Para a comissão de legislação criminal.
Dos funcionários de todas as categoria8 dos correios e telégrafos, contra a aplicação da lei n.° 718 e sôbre a contagem de tempo para aposentação.
Para a Secretaria.
Para a comissão de comércio e indústria.
Telegramas
Dos funcionários de justiça das comarcas de Pombal e de Albufeira, solicitando a aprovação da nova tabela de emolumentos dos funcionários judiciais.
Para a Secretaria.
Ofícios
Do Sr. Ministro das Finanças, remetendo publicações pedidas pelo Sr. Deputado Campos Melo.
Para a Secretaria.
Do Ministro do Comércio, comunicando em resposta ao ofício n.° 813, que o assunto a que êle se refere não diz respeito àquele Ministério.
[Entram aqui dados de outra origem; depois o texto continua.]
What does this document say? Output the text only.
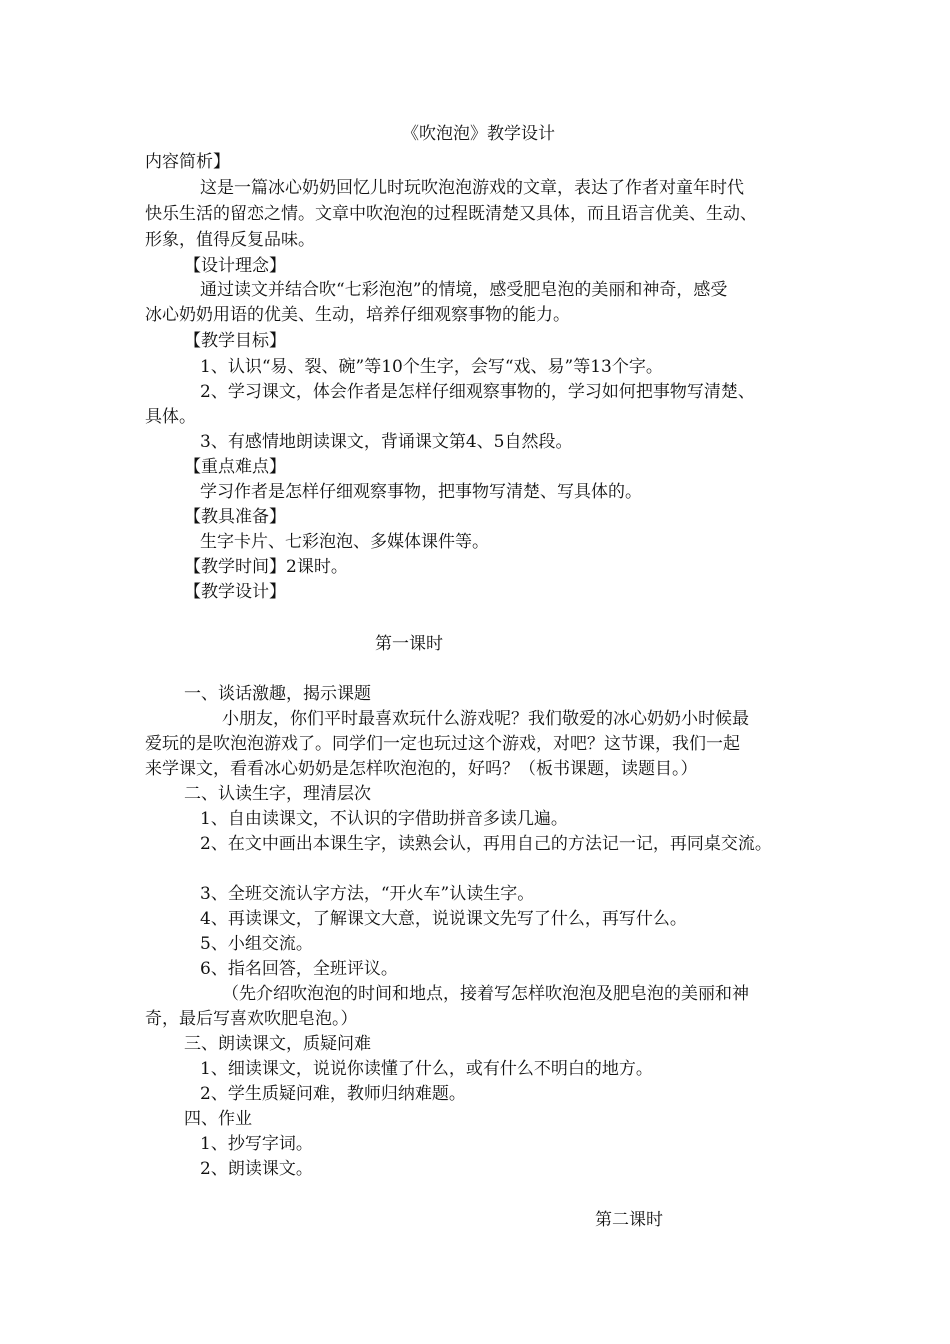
《吹泡泡》教学设计
内容简析】
这是一篇冰心奶奶回忆儿时玩吹泡泡游戏的文章，表达了作者对童年时代
快乐生活的留恋之情。文章中吹泡泡的过程既清楚又具体，而且语言优美、生动、
形象，值得反复品味。
【设计理念】
通过读文并结合吹“七彩泡泡”的情境，感受肥皂泡的美丽和神奇，感受
冰心奶奶用语的优美、生动，培养仔细观察事物的能力。
【教学目标】
1、认识“易、裂、碗”等10个生字，会写“戏、易”等13个字。
2、学习课文，体会作者是怎样仔细观察事物的，学习如何把事物写清楚、
具体。
3、有感情地朗读课文，背诵课文第4、5自然段。
【重点难点】
学习作者是怎样仔细观察事物，把事物写清楚、写具体的。
【教具准备】
生字卡片、七彩泡泡、多媒体课件等。
【教学时间】2课时。
【教学设计】
第一课时
一、谈话激趣，揭示课题
小朋友，你们平时最喜欢玩什么游戏呢？我们敬爱的冰心奶奶小时候最
爱玩的是吹泡泡游戏了。同学们一定也玩过这个游戏，对吧？这节课，我们一起
来学课文，看看冰心奶奶是怎样吹泡泡的，好吗？（板书课题，读题目。）
二、认读生字，理清层次
1、自由读课文，不认识的字借助拼音多读几遍。
2、在文中画出本课生字，读熟会认，再用自己的方法记一记，再同桌交流。
3、全班交流认字方法，“开火车”认读生字。
4、再读课文，了解课文大意，说说课文先写了什么，再写什么。
5、小组交流。
6、指名回答，全班评议。
（先介绍吹泡泡的时间和地点，接着写怎样吹泡泡及肥皂泡的美丽和神
奇，最后写喜欢吹肥皂泡。）
三、朗读课文，质疑问难
1、细读课文，说说你读懂了什么，或有什么不明白的地方。
2、学生质疑问难，教师归纳难题。
四、作业
1、抄写字词。
2、朗读课文。
第二课时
Do secretário geral da Northern Peace Union, solicitando que o presidente da Comissão Parlamentar de Paz indique qual a língua que deve ser usada internacionalmente.
Para a Secretaria.
Para a comissão para apresentar o parecer sôbre o Tratado de Paz.
Admissão
Projectos de lei
Dos Srs. Deputados Álvaro Guedes e Afonso de Macedo, autorizando a Câmara Municipal de Tôrres Vedras a desviar a importância da venda de foros municipais para canalização de águas.
Para a Secretaria.
Admitida.
Para a comissão de administração pública.
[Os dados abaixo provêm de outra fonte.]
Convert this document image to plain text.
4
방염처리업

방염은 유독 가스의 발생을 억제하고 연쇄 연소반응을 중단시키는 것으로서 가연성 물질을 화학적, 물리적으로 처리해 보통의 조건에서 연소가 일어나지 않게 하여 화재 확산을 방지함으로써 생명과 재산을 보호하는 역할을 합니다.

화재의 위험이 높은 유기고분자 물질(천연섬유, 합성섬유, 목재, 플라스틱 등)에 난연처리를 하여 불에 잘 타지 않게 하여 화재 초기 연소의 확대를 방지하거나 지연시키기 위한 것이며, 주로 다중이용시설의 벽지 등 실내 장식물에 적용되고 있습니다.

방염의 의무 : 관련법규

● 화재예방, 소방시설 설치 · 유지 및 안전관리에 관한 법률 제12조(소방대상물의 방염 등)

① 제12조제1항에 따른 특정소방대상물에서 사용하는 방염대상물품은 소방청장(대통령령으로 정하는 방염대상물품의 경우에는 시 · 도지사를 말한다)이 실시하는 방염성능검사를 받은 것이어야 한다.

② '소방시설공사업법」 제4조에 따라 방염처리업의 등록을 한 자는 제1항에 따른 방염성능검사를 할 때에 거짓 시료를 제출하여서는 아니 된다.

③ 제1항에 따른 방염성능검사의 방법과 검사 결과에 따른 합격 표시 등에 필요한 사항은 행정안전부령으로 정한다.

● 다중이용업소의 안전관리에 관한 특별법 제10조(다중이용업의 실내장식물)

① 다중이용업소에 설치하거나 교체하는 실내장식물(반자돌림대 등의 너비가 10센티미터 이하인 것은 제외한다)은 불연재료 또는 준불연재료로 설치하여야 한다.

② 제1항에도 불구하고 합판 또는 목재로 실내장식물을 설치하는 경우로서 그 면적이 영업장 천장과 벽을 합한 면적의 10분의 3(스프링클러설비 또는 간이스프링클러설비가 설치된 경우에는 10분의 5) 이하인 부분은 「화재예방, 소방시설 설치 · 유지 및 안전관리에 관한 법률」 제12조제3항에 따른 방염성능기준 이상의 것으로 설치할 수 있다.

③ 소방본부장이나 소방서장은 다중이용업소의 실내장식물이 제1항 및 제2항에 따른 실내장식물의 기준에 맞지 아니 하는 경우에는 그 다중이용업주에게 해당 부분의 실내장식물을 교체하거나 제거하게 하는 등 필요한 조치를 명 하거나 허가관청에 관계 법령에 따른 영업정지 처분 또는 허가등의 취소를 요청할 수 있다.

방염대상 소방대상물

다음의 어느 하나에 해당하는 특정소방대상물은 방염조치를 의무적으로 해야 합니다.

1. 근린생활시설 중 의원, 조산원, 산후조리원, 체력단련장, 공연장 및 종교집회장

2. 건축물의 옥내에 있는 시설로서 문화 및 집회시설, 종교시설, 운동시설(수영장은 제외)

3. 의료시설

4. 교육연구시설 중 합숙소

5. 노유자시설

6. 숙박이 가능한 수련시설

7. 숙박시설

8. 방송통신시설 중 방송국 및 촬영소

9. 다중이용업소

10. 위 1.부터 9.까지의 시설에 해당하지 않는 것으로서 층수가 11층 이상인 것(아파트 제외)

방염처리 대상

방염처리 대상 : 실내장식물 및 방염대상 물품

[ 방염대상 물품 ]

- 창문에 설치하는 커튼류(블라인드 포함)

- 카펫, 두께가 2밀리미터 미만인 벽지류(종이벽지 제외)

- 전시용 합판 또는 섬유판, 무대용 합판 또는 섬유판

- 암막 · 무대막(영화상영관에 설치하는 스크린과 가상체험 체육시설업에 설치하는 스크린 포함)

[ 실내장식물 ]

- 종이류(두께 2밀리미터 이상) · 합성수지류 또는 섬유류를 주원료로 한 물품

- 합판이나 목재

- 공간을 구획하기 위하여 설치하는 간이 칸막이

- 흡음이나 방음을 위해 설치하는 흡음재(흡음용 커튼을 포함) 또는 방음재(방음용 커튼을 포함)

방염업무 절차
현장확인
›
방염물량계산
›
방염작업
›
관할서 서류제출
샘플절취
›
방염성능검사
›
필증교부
Do Sr. Deputado José Monteiro, sôbre constituição de sociedades para compra de máquinas agrícolas.
Para a Secretaria.
Admitido.
Para a comissão de agricultura.
Do Sr. Deputado Brito Camacho, ampliando o Conselho de Arte Nacional e dando nele representação a dois delegados do Parlamento, dois do Govêrno e dois representantes de cada uma das diferentes entidades.
Para a secretaria.
Admitido.
Para a comissão de instrução especial e técnica.
Antes da Ordem do dia
O Sr. Presidente: - O Sr. Ramada Curto pediu a palavra para um negócio urgente: Apresentação dum projecto de lei sôbre câmbios.
É aprovada a urgência.
O Sr. Ramada Curto: - Agradeço à Câmara a gentileza de me conceder a urgência pedida.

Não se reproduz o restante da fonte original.